Great, although iterating over individual floats and populating the array in GDScript might be a bit slow. Especially if you have a large buffer and need to do it every frame. In that case it may even defeat the purpose of using a compute shader. It'd be better to convert the whole buffer into a PackedVector3Array with just one bytes_to_var() call and then just slice out individual sub-arrays. Note that you'll need to push an additional 8 byte header to the beginning of the original byte buffer in order for bytes_to_var() to interpreted the data correctly.

    xyz Yeah good point. I was expecting it to not really be fast due to iterating over each float again. I will look into the PackedVector3Array. Thanks for all the help!

    • xyz replied to this.

      HuskyDreaming I just noticed you actually need Vector3 arrays, so best to immediately convert to PackedVector3Array (edited my previous post)

      HuskyDreaming Here's the function. Didn't test it but it should work:

      func decode_to_vector3_array(buffer: PackedByteArray) -> PackedVector3Array:
      	var size = buffer.size() / 12 # number of Vector3s in the buffer
      	var header = PackedInt32Array([36, size]).to_byte_array() # first int is type id, second is the element count
      	return bytes_to_var(header + buffer) 

        xyz You are saying I just need to change the decoding part?
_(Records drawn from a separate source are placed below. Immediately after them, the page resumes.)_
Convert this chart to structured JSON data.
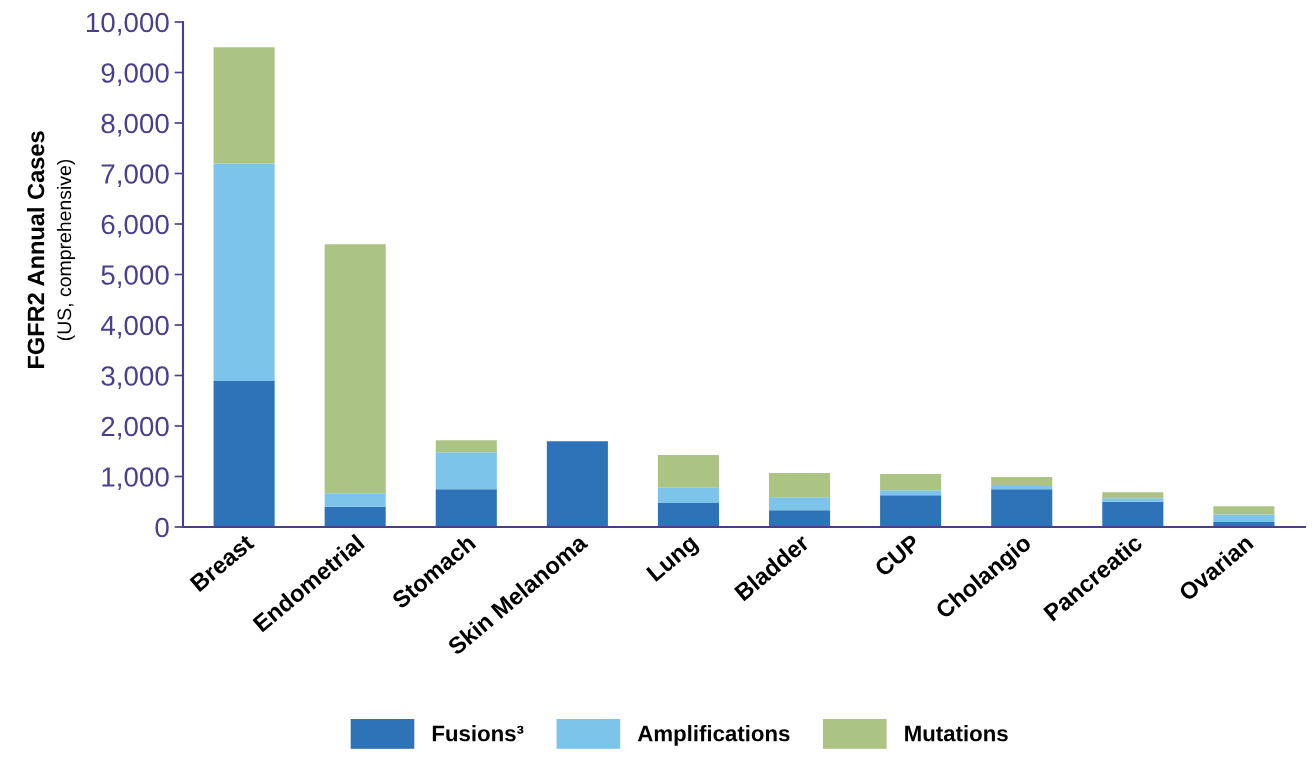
{
  "chart_data": {
    "type": "bar",
    "stacked": true,
    "ylabel": "FGFR2 Annual Cases\n(US, comprehensive)",
    "categories": [
      "Breast",
      "Endometrial",
      "Stomach",
      "Skin Melanoma",
      "Lung",
      "Bladder",
      "CUP",
      "Cholangio",
      "Pancreatic",
      "Ovarian"
    ],
    "series": [
      {
        "name": "Fusions³",
        "color": "#2e72b8",
        "values": [
          2890,
          400,
          750,
          1700,
          475,
          330,
          630,
          750,
          500,
          100
        ]
      },
      {
        "name": "Amplifications",
        "color": "#7cc4ea",
        "values": [
          4310,
          270,
          730,
          null,
          300,
          260,
          100,
          60,
          70,
          150
        ]
      },
      {
        "name": "Mutations",
        "color": "#abc383",
        "values": [
          2300,
          4930,
          240,
          null,
          650,
          480,
          320,
          180,
          120,
          160
        ]
      }
    ],
    "ylim": [
      0,
      10000
    ],
    "yticks": [
      {
        "value": 0,
        "label": "0"
      },
      {
        "value": 1000,
        "label": "1,000"
      },
      {
        "value": 2000,
        "label": "2,000"
      },
      {
        "value": 3000,
        "label": "3,000"
      },
      {
        "value": 4000,
        "label": "4,000"
      },
      {
        "value": 5000,
        "label": "5,000"
      },
      {
        "value": 6000,
        "label": "6,000"
      },
      {
        "value": 7000,
        "label": "7,000"
      },
      {
        "value": 8000,
        "label": "8,000"
      },
      {
        "value": 9000,
        "label": "9,000"
      },
      {
        "value": 10000,
        "label": "10,000"
      }
    ],
    "grid": false,
    "legend": "bottom"
  }
}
I can keep the buffer inside the compute shader to be the same as is? and by passing in 8 bytes do you mean update the storage buffer size to be 4 * 3 * points_array_size * 8?

        • xyz replied to this.

          HuskyDreaming This has nothing to do with the shader or the buffer. It's just a fast way to convert packed byte data (shader's output in this case) into GDScript vectors. The function doesn't do anything to the original buffer. It only reads from it. Adding those 8 bytes creates a copy that's passed to bytes_to_var(). So yeah, everything else stays the same.

            xyz That makes sense. Thank you the above decode function works great. I am doing more testing at the moment.

            xyz I seem to have run into an issue for some reason the data I am getting back seems to be incorrect.

            This is the data I expect:

            [(-0.032415, -0.840178, -0.541341), (-0.034749, -0.813649, -0.580316), (-0.037005, -0.785307, -0.617999), (-0.039179, -0.755216, -0.654305), (-0.041266, -0.723441, -0.689152), (-0.04326, -0.690054, -0.722464), (-0.045159, -0.65513, -0.754166), (-0.046956, -0.618745, -0.784187), (-0.048649, -0.580982, -0.812461)]

            This is the data I am receiving:
            [(-0.032414, -0.84018, -0.541338), (0, -0.032414, -0.84018), (-0.541338, 0, -0.032414), (-0.84018, -0.541338, 0), (-0.032414, -0.84018, -0.541338), (0, -0.032414, -0.84018), (-0.541338, 0, -0.032414), (-0.84018, -0.541338, 0), (-0.032414, -0.84018, -0.541338)]

            Notice how the 0 shifts over every time? o.O

            Edit: Both Arrays are 9 in size just so you know

              HuskyDreaming The decoding is correct I can confirm this. However I am wondering if it's something todo with how the shader is written.

              Well, it looks like the incorrect calculation in the shader. How did you calculate the expected data?

              2 months later

              layout(set = 0, binding = 5, std430)

              The ‘std430’ means data is aligned with 16-bytes, i.e. four float value. That's why the data you actually received shifts a 0 for every vec3, it supplements the alignment automatically.

              For correct data, you should use vec4 instead of vec3 in both gdscript side and compute shader side.

              • xyz replied to this.